= Giacomo Briano =

Polish Jesuit & architect (1589–1649)

Giacomo Briano (1589–1649) was a Polish Jesuit and architect of Italian descent. He worked in Poland from 1617 to 1621 and from 1630 to 1632.

He was educated before entering (in 1607) the Society of Jesus. He knew the work of Pellegrino Tibaldi very well, his work is characterized by evident borrowings from the works of this architect. Briano was also well versed in architectural theory, as evidenced by the fact that he asked the General of the Order for permission to comment on architectural treatises.

Between 1613 and 1616 he completed the construction of the college in Castiglione, prepared the design of the college in Mirandola (completed 1619–1621), began the construction of the church of Santa Maria Maggiore (1627–1630) in Trieste according to his design, and in 1632 he designed the church of St. Vitus in Rijeka (Fiume).

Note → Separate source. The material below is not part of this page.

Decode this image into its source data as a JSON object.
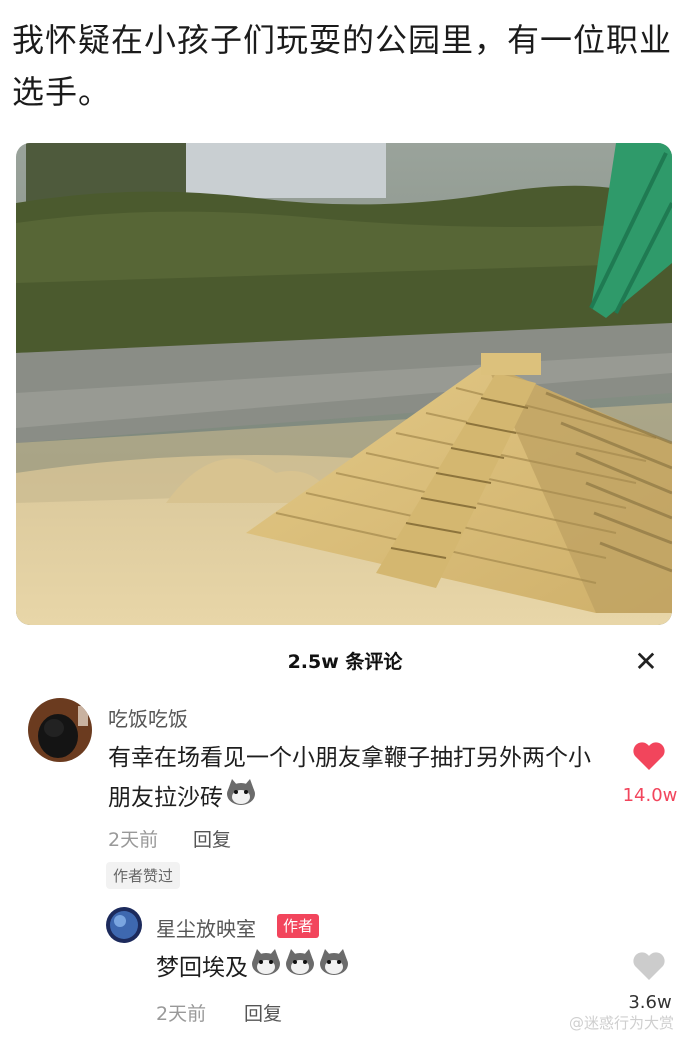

He stayed in Poland twice: between 1617 and 1621 and in 1630–1632. He was the chief architect of the Polish Province. He designed the Jesuit church in Łuck (now the cathedral) (1617-162)), in Lviv (1620-1621), Ostroh (non-existent, demolished in the 19th century) (1630-1632), the college at the church in Lublin (1620), as well as the Gostomski chapel at the non-existent church of the Order in Sandomierz. According to his designs, the church of St. John in Jarosław was extended. He probably also participated in the construction of the Church of the Blessed Virgin Mary. St. Peter and Paul in Kraków (1619). While working in Italy, he drew up designs for the church in Przemyśl (ca. 1622) (ultimately unrealized).